Thursday, September 15, 2005

Phaeochromocytoma

Phaeochromocytoma.
I've watch the 2nd season of House M.D,story bout the very,very clever doctor.The diagnosis this time is Phaeochromocytoma.So i've read bout it so lets see wat is it actually.

It is the condition where body are producing too much of adrenalin.


Causes/ Aetiology
1.Tumor in the unner part of adrenal galand specifically call adrenal medulla. This cause overproduction of adrenalin and noradrenalin. Comprise 90 % of causes.
2.About 10 % are from - ganglioneuroma or symphatoblastoma
it is due to over production from the symphatetic nerve chain and ganglions which swells.So it produce too much of adrenalin.

Malignant?
90% are benign
10% are found in bith adrenal glanb but still benign
10% are malignant and can spread around body

Familial Association
10% runs in families where other family members have a same condition
Two major famili association:
1. Those with neurofibromatosis,
2.In Multiple Endocrine Neoplasia (MEN type 2)

Sign And Symptom
1. Anxienty
2. Headache
3. sweating
4. Palpitation
5. Tremor

Often the patients describe sudden onset of attacks with thumping severe headache, profuse sweating and yet look pale, fast heart palpitations, extreme anxiety as if about to die, body tremor, and if measured, a very high blood pressure. After some time (usually less than 15mins but in 80% as long as one hour) the attack subsides and the patient feels washed out. The frequency of attacks can vary from once every 2 months to many times per day but usually become more frequent as time goes by. Between attacks, blood pressure may remain raised but in some reverts to normal. Some 50% of patients exhibit a postural fall in blood pressure even if the supine pressure is normal. The severity of the crises are not dependent on the size of the tumour but on its overactivity; small tumours can be very overactive.

Investigation
1. High levels of noradrenaline and/or adrenaline in a 24hour collection of urine.
2. Occasionally blood noradrenaline and/or adrenaline are measured but usually this is not required where urine tests show high levels of these hormones.
3. CAT scan or MRI scan of adrenals show one or both adrenals enlarged. Where the condition is due to sympathetic chain tumour a MRI of the body will pick up the abnormalities.
4. Radioactive labelled meta-iodobenzyl guanidine (MIBG) scan. MIBG is taken up by the cells overactively making noradrenaline / adrenaline. This test is not always successful if the cells concerned are not actually overproducing at the time of the testing.

Treatment
The aim is to surgically remove the tumour(s). However it is essential to first block the action of the excess noradrenaline / adrenaline before the operation. The reason for this is that just the anaesthetic and later handling of the tumour at the time of operation can precipitate a crisis. In a crisis the tumour releases massive amount of hormone resulting in a dangerously high level of blood pressure which could cause a heart attack or brain haemorrhage.To reduce this risk the endocrinologist will arrange for the patient to have the action of noradrenaline / adrenaline blocked by a special drug called phenoxybenzamine. His drug is usually begun in hospital for as it begins to work blood pressure can precipitiously fall requiring expansion of blood volume with salt water given intravenously.
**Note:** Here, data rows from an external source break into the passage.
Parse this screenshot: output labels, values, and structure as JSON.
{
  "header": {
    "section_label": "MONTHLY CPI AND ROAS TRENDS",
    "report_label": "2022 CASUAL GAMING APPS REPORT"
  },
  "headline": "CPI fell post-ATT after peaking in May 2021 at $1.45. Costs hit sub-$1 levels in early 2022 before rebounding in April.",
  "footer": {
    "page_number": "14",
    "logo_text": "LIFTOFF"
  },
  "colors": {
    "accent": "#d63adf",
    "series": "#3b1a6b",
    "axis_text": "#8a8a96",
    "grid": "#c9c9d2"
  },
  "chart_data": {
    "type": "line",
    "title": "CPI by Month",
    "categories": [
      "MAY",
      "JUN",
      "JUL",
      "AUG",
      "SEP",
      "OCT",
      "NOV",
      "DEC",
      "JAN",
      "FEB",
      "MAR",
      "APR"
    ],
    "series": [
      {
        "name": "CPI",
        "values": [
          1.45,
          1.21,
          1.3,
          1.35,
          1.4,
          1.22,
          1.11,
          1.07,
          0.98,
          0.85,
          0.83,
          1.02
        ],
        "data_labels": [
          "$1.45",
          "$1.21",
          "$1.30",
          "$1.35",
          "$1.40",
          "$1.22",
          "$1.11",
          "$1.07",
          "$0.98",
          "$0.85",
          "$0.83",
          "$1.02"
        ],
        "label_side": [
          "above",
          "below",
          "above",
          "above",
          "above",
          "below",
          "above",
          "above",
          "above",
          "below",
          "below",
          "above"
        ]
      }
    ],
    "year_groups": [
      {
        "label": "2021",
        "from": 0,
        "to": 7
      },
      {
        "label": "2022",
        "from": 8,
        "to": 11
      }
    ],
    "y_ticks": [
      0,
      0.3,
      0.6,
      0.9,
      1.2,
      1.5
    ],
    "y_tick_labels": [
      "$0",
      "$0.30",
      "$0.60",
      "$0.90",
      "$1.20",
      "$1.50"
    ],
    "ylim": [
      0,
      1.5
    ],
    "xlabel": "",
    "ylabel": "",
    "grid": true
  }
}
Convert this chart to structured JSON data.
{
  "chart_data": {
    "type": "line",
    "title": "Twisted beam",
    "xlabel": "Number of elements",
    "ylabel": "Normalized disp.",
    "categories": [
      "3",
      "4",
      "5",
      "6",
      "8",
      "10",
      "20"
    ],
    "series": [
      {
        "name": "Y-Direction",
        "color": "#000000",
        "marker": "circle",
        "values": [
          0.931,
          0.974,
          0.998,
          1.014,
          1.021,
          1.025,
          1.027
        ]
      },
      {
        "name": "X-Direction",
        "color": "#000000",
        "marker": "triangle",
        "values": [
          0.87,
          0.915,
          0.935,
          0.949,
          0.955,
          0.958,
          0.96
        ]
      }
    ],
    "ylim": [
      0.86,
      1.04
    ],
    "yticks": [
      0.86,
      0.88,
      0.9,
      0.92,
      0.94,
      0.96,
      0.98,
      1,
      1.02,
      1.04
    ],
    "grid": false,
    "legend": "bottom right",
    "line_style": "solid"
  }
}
The drug dosage will be gradually increased until maximum effect is achieved and this can take many days. For acute attacks the doctor has available an intravenous preparation called phentolamine but this doesn’t last long hence the need for the long acting phenoxybenzamine. Once the latter is fully effective then the specialist will add another drug called a beta blocker (usually propanolol) to reduce the force of heart beat and prevent any fast palpitation.


Type of Operation
The operation is called an adrenalectomy. This may be of a key hole type but the surgeon may need to do a conventional approach. The latter may involve an incision in your back just below your ribs on one side. If both adrenals have to be removed then this is often done by an incision across the front of the upper abdomen.